The UK’s massively indebted government took a body blow from the financiers, one influential ratings agency signaling its fear that the UK is borrowing more than it can afford.

"Sell Sloanes," cried the FT, referring to the well-heeled residents of London's poshest borough. Kensington and Chelsea risks losing its top-rated borrower status, along with the UK.

The ratings agency Standard and Poors lowered its outlook on the UK from stable to negative.

Specifically, S&P has concerns about how quickly the UK can repair its balance sheet - given the loss of tax revenues and the failure to cut spending.


The UK Treasury says it's already thought of that.

"The Budget set out a clear plan to halve the deficit in five years. That judgement was based on a deliberately cautious view of the public finances," the Treasury told Reuters.

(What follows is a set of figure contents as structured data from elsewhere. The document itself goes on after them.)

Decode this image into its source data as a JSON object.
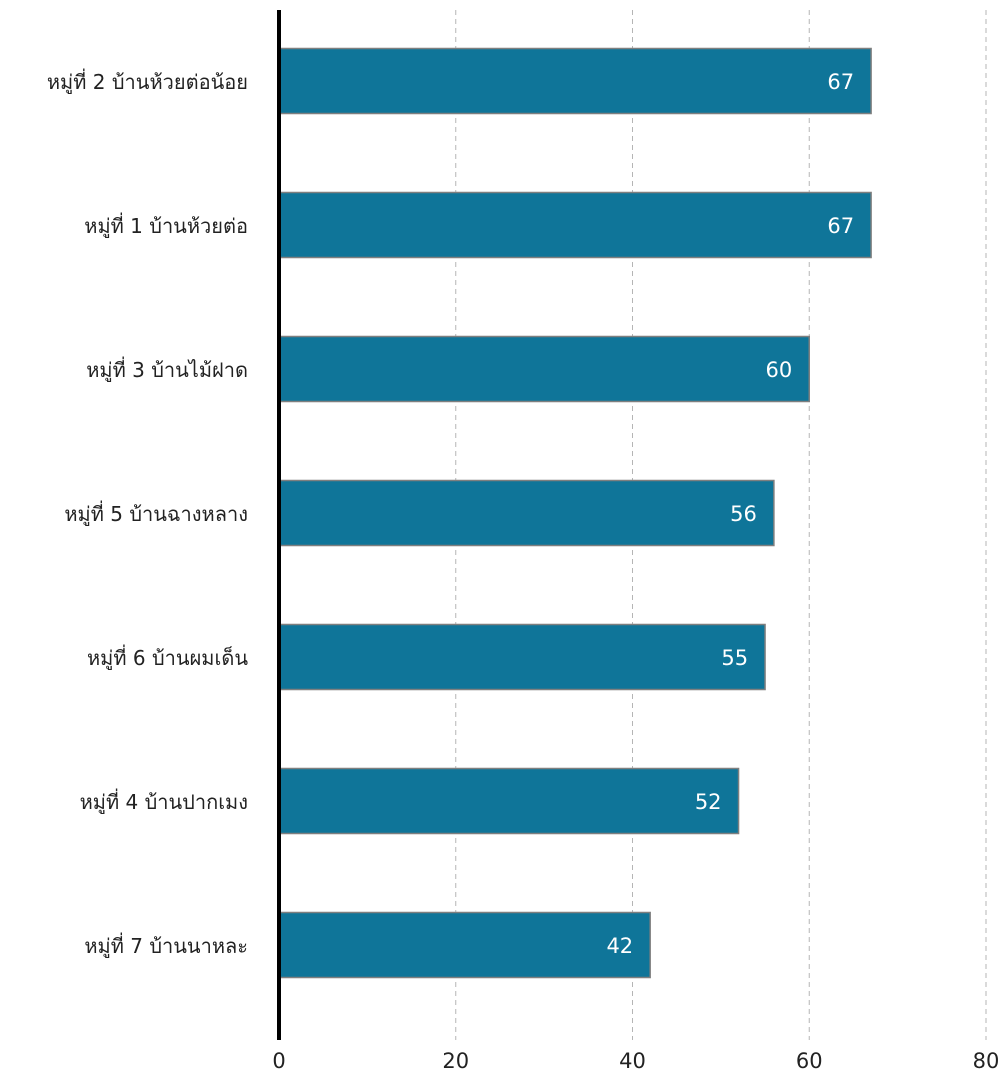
{
  "chart_data": {
    "type": "bar",
    "orientation": "horizontal",
    "categories": [
      "หมู่ที่ 2 บ้านห้วยต่อน้อย",
      "หมู่ที่ 1 บ้านห้วยต่อ",
      "หมู่ที่ 3 บ้านไม้ฝาด",
      "หมู่ที่ 5 บ้านฉางหลาง",
      "หมู่ที่ 6 บ้านผมเด็น",
      "หมู่ที่ 4 บ้านปากเมง",
      "หมู่ที่ 7 บ้านนาหละ"
    ],
    "values": [
      67,
      67,
      60,
      56,
      55,
      52,
      42
    ],
    "title": "",
    "xlabel": "",
    "ylabel": "",
    "xlim": [
      0,
      80
    ],
    "x_ticks": [
      0,
      20,
      40,
      60,
      80
    ],
    "grid": "vertical dashed",
    "legend": "none",
    "data_labels": "inside-end",
    "bar_color": "#0f7599",
    "bar_edge_color": "#7f7f7f",
    "value_label_color": "#ffffff"
  }
}
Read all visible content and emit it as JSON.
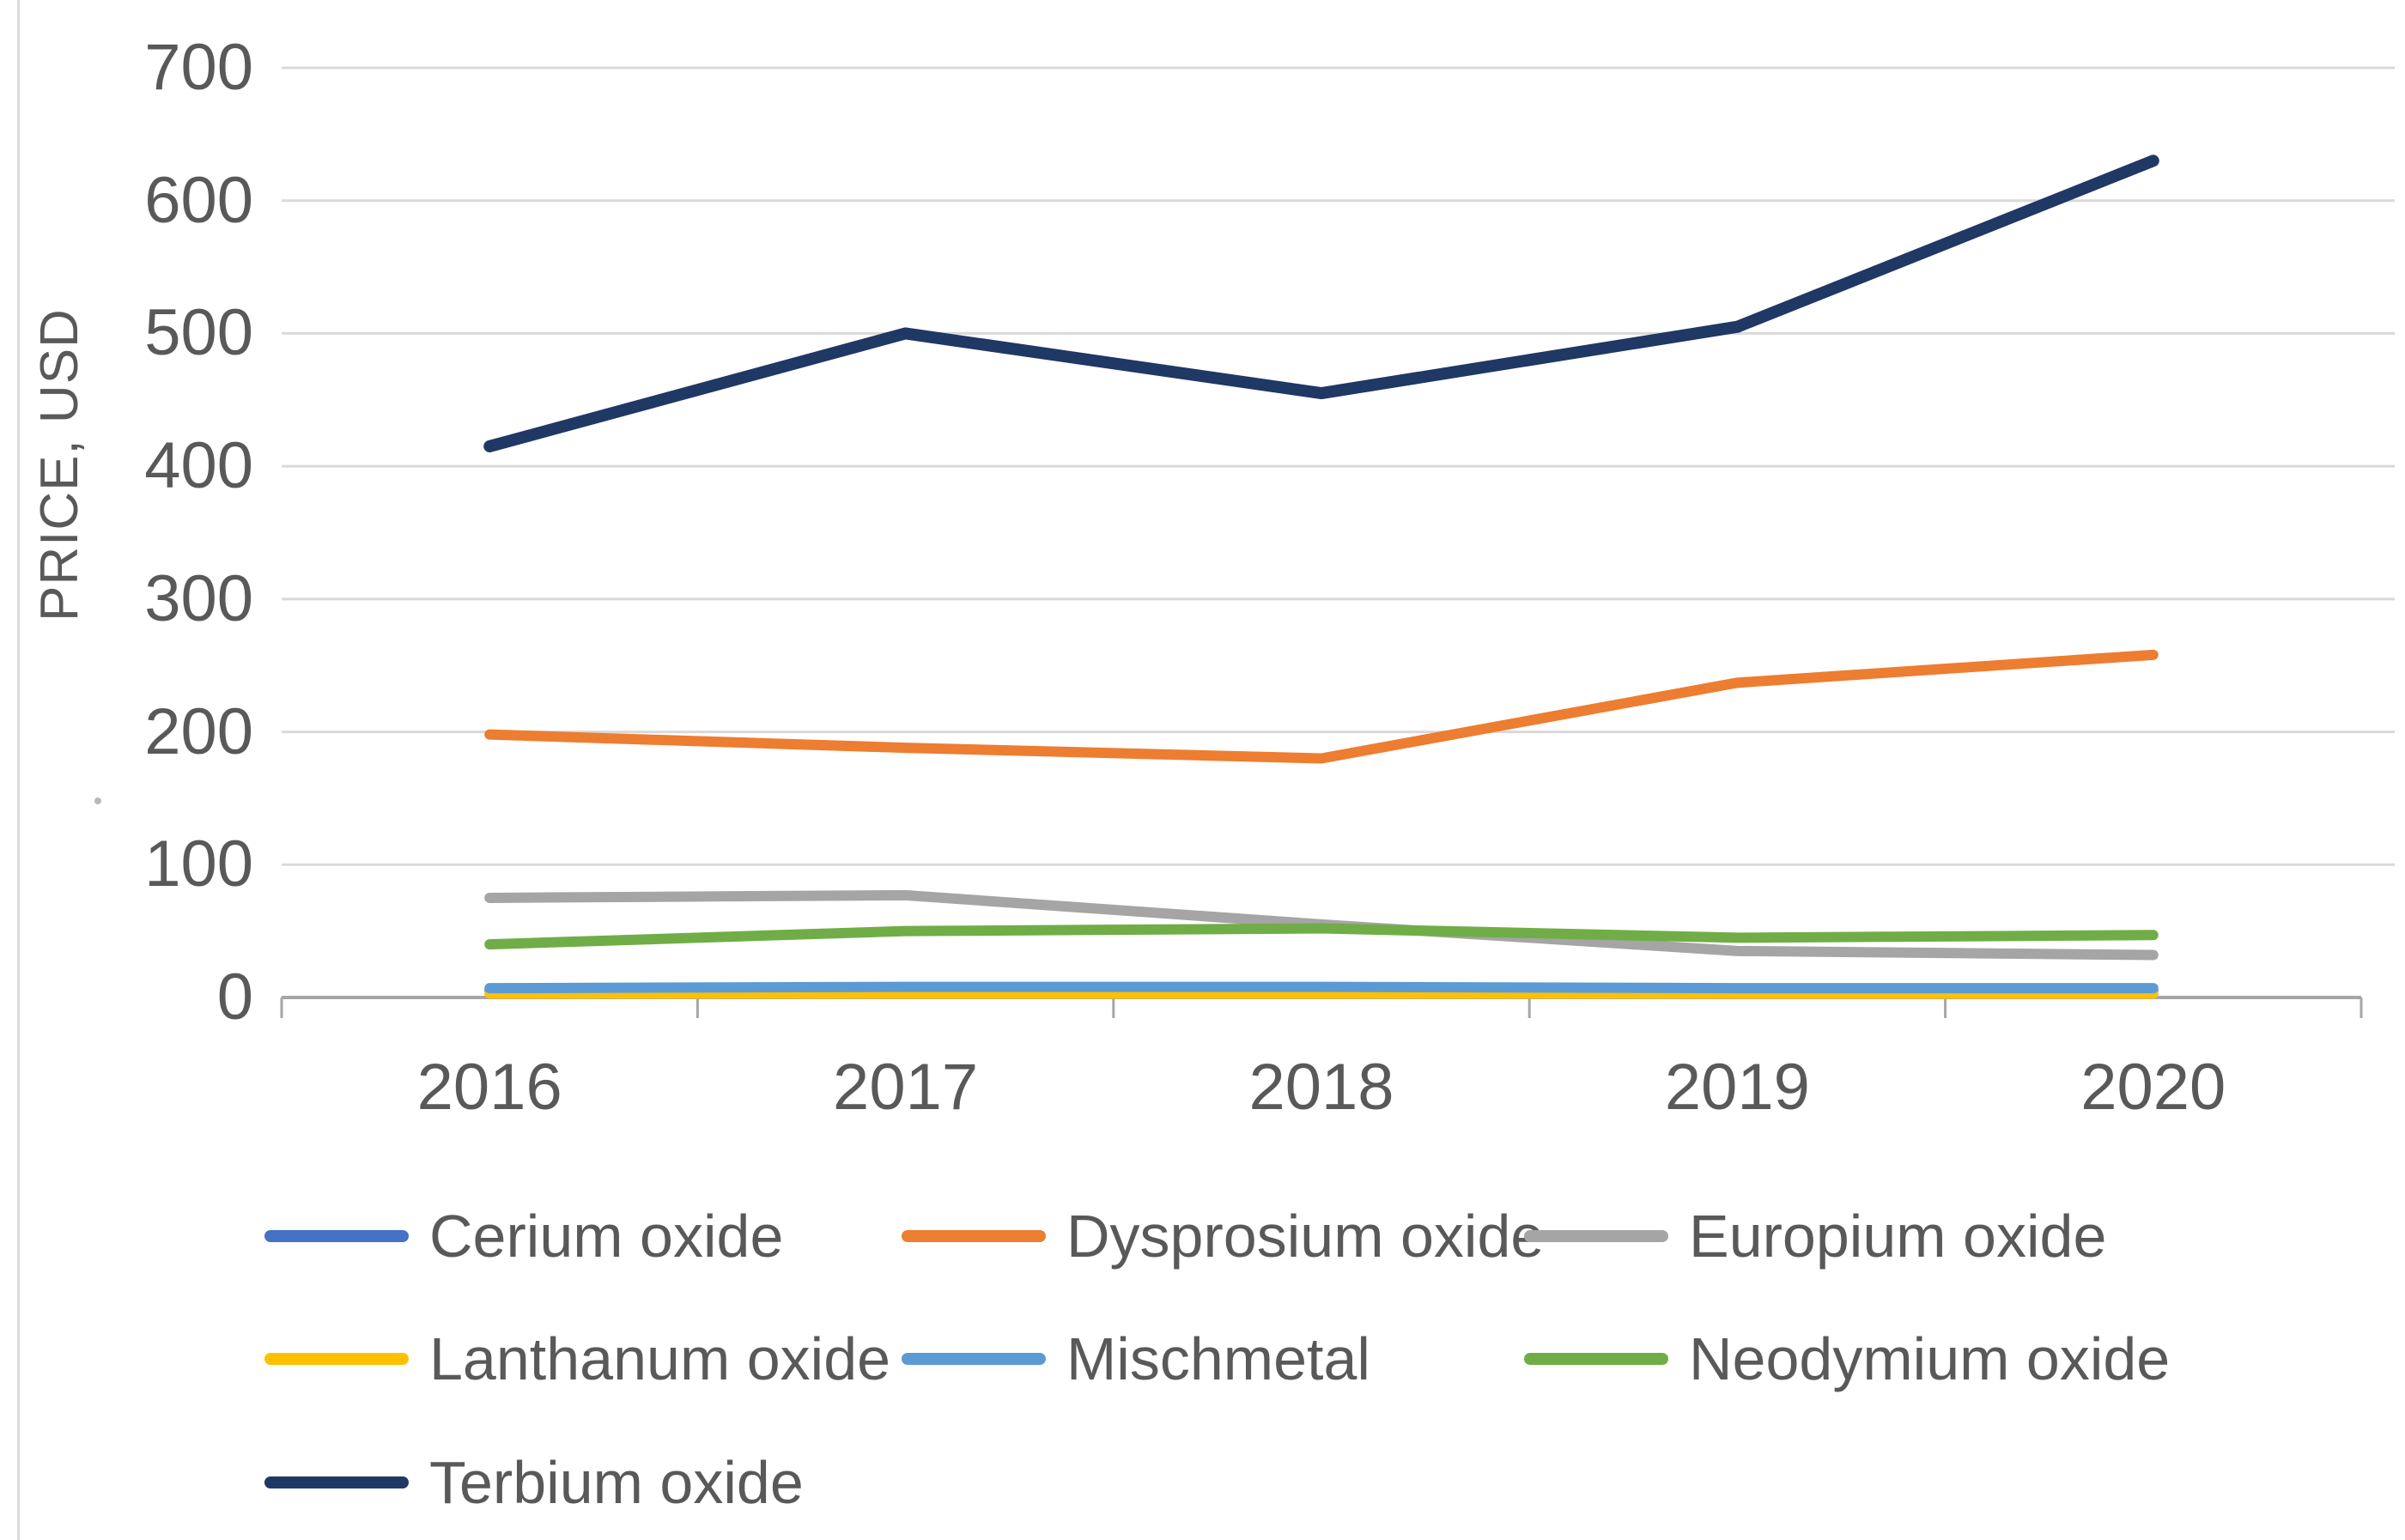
{
  "page": {
    "background": "#ffffff"
  },
  "chart_data": {
    "type": "line",
    "title": "",
    "xlabel": "",
    "ylabel": "PRICE, USD",
    "x": [
      "2016",
      "2017",
      "2018",
      "2019",
      "2020"
    ],
    "ylim": [
      0,
      700
    ],
    "yticks": [
      0,
      100,
      200,
      300,
      400,
      500,
      600,
      700
    ],
    "grid": true,
    "gridline_color": "#d9d9d9",
    "axis_line_color": "#a6a6a6",
    "tick_label_color": "#595959",
    "legend_position": "bottom",
    "series": [
      {
        "name": "Cerium oxide",
        "color": "#4472C4",
        "values": [
          5,
          5,
          5,
          5,
          5
        ]
      },
      {
        "name": "Dysprosium oxide",
        "color": "#ED7D31",
        "values": [
          198,
          188,
          180,
          237,
          258
        ]
      },
      {
        "name": "Europium oxide",
        "color": "#A5A5A5",
        "values": [
          75,
          77,
          55,
          35,
          32
        ]
      },
      {
        "name": "Lanthanum oxide",
        "color": "#FFC000",
        "values": [
          3,
          3,
          3,
          3,
          3
        ]
      },
      {
        "name": "Mischmetal",
        "color": "#5B9BD5",
        "values": [
          7,
          8,
          8,
          7,
          7
        ]
      },
      {
        "name": "Neodymium oxide",
        "color": "#70AD47",
        "values": [
          40,
          50,
          52,
          45,
          47
        ]
      },
      {
        "name": "Terbium oxide",
        "color": "#1F3864",
        "values": [
          415,
          500,
          455,
          505,
          630
        ]
      }
    ]
  }
}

But just a day ago UK finance minister Darling Alistair was saying the recession would be over by the year's end. In place of bowler-hatted caution, the minister is getting high on hogmanay.


Darling is one half of the Scottish double act in 10 and 11 Downing Street. Together they are steering the UK towards the rocks. Economist George Magnus of UBS in the FT says they're not alone. The world's bankers and politicians are trying to accelerate their economies in a sea afloat with icebergs:

* The structural credit system dysfunction in advanced economies hasn’t been fixed yet.
* The great debt restructuring, especially of mortgages, has barely begun.
* Optimism about emerging markets has to be tempered to the extent that they rely on exports to western consumers, whose spending and borrowing will remain subdued.

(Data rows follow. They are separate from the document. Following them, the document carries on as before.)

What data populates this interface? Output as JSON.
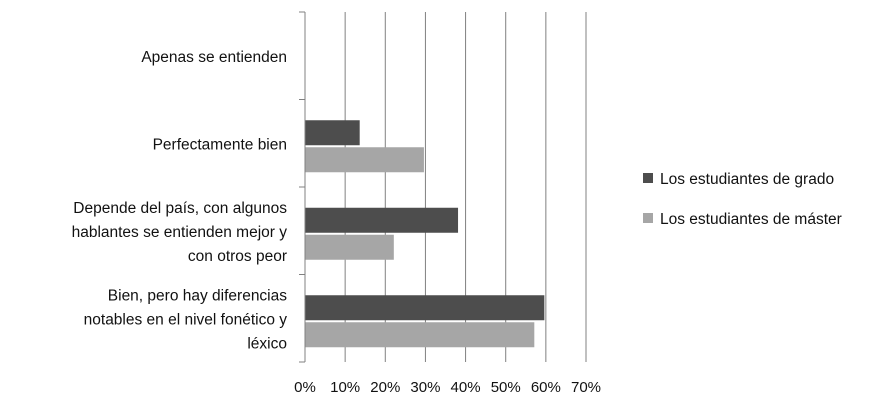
{
  "chart_data": {
    "type": "bar",
    "orientation": "horizontal",
    "categories": [
      [
        "Apenas se entienden"
      ],
      [
        "Perfectamente bien"
      ],
      [
        "Depende del país, con algunos",
        "hablantes se entienden mejor y",
        "con otros peor"
      ],
      [
        "Bien, pero hay diferencias",
        "notables en el nivel fonético y",
        "léxico"
      ]
    ],
    "series": [
      {
        "name": "Los estudiantes de grado",
        "color": "#4d4d4d",
        "values": [
          0,
          13.5,
          38,
          59.5
        ]
      },
      {
        "name": "Los estudiantes de máster",
        "color": "#a6a6a6",
        "values": [
          0,
          29.5,
          22,
          57
        ]
      }
    ],
    "xlim": [
      0,
      70
    ],
    "xticks": [
      0,
      10,
      20,
      30,
      40,
      50,
      60,
      70
    ],
    "tick_format": "{v}%",
    "grid": true,
    "legend_position": "right",
    "title": "",
    "xlabel": "",
    "ylabel": ""
  }
}
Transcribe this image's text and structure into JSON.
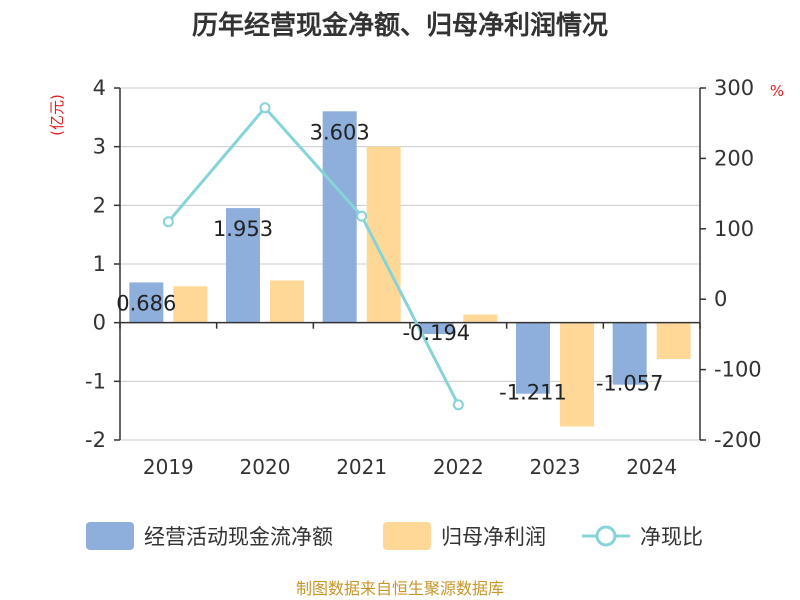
{
  "chart_data": {
    "type": "bar",
    "title": "历年经营现金净额、归母净利润情况",
    "left_unit": "(亿元)",
    "right_unit": "%",
    "categories": [
      "2019",
      "2020",
      "2021",
      "2022",
      "2023",
      "2024"
    ],
    "left_axis": {
      "min": -2,
      "max": 4,
      "ticks": [
        "4",
        "3",
        "2",
        "1",
        "0",
        "-1",
        "-2"
      ]
    },
    "right_axis": {
      "min": -200,
      "max": 300,
      "ticks": [
        "300",
        "200",
        "100",
        "0",
        "-100",
        "-200"
      ]
    },
    "series": [
      {
        "name": "经营活动现金流净额",
        "kind": "bar",
        "axis": "left",
        "color": "#8eaedc",
        "values": [
          0.686,
          1.953,
          3.603,
          -0.194,
          -1.211,
          -1.057
        ],
        "labels": [
          "0.686",
          "1.953",
          "3.603",
          "-0.194",
          "-1.211",
          "-1.057"
        ]
      },
      {
        "name": "归母净利润",
        "kind": "bar",
        "axis": "left",
        "color": "#ffd898",
        "values": [
          0.62,
          0.72,
          3.0,
          0.14,
          -1.77,
          -0.62
        ]
      },
      {
        "name": "净现比",
        "kind": "line",
        "axis": "right",
        "color": "#86d3d8",
        "values": [
          110,
          272,
          118,
          -150,
          null,
          null
        ]
      }
    ],
    "grid": true,
    "legend": "bottom"
  },
  "source": "制图数据来自恒生聚源数据库"
}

The UK government plans to borrow 220 Billion pounds this financial year. And the need to hold a general election next year has clearly influenced the Treasury not to cut public spending or boost taxes by enough to plug the deficit.


The ratings warning spooked the markets. Yields on the 10-year gilt rose as UK bonds sold off, touching 4.5% before falling back to 3.6%.

The spread over German bunds widened to more than 20 basis points. Until last month, bunds yielded more than gilts. You can see the potential for a nasty rise in interest rates, even without higher inflation.


Like fund managers, the UK treasury will be hoping to do as badly as everybody else.

If the UK sticks out like a sore thumb, the markets will twist that thumb with a vengeance.

Speaking to Bloomberg, Gary Jenkins, head of credit research at Evolution Securities, in London, said: “The key from a market perspective is whether this is a stand-alone U.K. problem or whether it is the start of a trend where the agencies start to review the ratings of various sovereigns across the developed world. If this is really just a case of the U.K. deteriorating as a credit then it could have a significant impact.”

Bloomberg sums up Britain's position, using IMF data:

The U.K.’s debt load next year will be 66.9 percent of GDP, exceeding Canada’s 29.1 percent and Germany’s 58.1 percent. The U.S. will be at 70.4 percent, and the 16-nation euro area at 69 percent.